Headings; Interpretation. Headings used herein are for convenience only and shall not in any way affect the construction of, or be taken into consideration in interpreting this Agreement. This Agreement shall be construed without regard to any presumption or rule requiring construction or interpretation against the party drafting an instrument or causing an instrument to be drafted.
Marketing. Rejoiner may use Client’s name and trademark in Rejoiner’s marketing materials and web site. Client understands and acknowledges that Rejoiner does not certify nor endorse, and has no obligation to certify or endorse, any of Client’s products or content.
Notice. All notices, requests, demands, claims and other communications hereunder shall be in writing. Any notice, request, demand, claim or other communication hereunder shall be deemed duly delivered four (4) business days after it is sent by registered or certified mail, return receipt requested, postage prepaid, or one (1) business day after it is sent for next business day delivery via a reputable international courier service, in each case to the intended recipient as set forth below:
If to Rejoiner: Rejoiner, Inc. PO Box 341 Newport, RI 02840
If to Client: The address specified on the most recent Service Order.

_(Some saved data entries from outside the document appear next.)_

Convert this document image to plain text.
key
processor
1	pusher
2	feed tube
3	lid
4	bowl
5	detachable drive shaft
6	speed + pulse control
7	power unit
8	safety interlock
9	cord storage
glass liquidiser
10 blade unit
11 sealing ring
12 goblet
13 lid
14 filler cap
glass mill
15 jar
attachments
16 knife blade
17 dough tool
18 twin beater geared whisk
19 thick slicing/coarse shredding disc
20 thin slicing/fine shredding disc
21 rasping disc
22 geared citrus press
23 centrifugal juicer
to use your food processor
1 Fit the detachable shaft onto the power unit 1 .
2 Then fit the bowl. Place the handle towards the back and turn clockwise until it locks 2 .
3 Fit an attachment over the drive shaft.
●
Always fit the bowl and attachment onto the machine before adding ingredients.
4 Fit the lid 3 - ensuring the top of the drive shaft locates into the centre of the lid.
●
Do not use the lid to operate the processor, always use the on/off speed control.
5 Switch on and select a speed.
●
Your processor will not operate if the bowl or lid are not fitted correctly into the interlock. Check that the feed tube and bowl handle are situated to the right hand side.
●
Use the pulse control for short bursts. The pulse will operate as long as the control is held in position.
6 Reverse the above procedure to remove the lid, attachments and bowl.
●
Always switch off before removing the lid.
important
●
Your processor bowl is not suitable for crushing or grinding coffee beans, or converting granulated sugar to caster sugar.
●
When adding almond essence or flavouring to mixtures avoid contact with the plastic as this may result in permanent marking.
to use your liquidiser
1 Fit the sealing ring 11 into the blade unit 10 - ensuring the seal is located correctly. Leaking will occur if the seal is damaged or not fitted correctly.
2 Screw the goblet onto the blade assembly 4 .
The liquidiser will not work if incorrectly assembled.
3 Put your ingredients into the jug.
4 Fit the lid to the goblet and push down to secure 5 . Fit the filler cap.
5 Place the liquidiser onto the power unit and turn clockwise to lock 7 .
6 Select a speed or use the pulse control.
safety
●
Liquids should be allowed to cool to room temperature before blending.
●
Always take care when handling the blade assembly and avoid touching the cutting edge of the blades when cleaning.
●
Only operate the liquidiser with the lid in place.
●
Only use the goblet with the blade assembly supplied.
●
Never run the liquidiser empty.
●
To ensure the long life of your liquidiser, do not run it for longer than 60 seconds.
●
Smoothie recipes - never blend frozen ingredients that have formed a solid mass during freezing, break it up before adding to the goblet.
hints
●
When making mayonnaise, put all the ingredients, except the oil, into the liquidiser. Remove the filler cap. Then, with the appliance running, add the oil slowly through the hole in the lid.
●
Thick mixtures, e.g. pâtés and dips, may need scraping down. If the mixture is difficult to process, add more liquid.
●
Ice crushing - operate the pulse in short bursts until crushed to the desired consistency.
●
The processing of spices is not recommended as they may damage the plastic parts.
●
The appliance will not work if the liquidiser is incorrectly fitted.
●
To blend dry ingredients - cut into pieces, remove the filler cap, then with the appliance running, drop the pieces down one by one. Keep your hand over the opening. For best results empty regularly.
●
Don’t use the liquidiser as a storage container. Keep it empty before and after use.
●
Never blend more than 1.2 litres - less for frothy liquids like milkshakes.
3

Either Party may also give any notice, request, demand, claim or other communication hereunder using any personal delivery, telecopy, or electronic mail, and the same shall be deemed effectively given upon the earlier of actual receipt or: (i) personal delivery to the Party to be notified; (ii) upon confirmation of receipt, if sent by electronic mail or facsimile. Either Party may change the address to which notices, requests, demands, claims and other communications hereunder are to be delivered by giving the other Party notice in the manner set forth herein.
Relationship of Parties. Nothing contained herein shall be deemed to create a joint venture, agency, partnership or employer-employee relationship between the Parties. Nothing set forth herein shall empower either Party to enter into any contracts or commitments in the name of, or on behalf of, the other Party, or to bind the other Party in any respect whatsoever.
Severability. If any provision of this Agreement (or any portion thereof) shall be held to be invalid, illegal or unenforceable, the validity, legality or enforceability of the remainder of this Agreement shall not in any way be affected or impaired thereby.
Third-Party Beneficiaries. Except for Section 8, nothing in this Agreement shall confer any rights upon any person or entity other than the Parties, and each such Party’s respective successors and permitted assigns.
Waiver. No failure on the part of Rejoiner or Client to exercise and no delay in exercising any right, power, remedy or privilege under this Agreement, or provided by statute or at law or in equity or otherwise, shall impair, prejudice or constitute a waiver of any such right, power, remedy or privilege or be construed as a waiver of any breach of this Agreement or as an acquiescence therein, nor shall any single or partial exercise of any such right, power, remedy or privilege preclude any other or further exercise thereof or the exercise of any other right, power, remedy or privilege.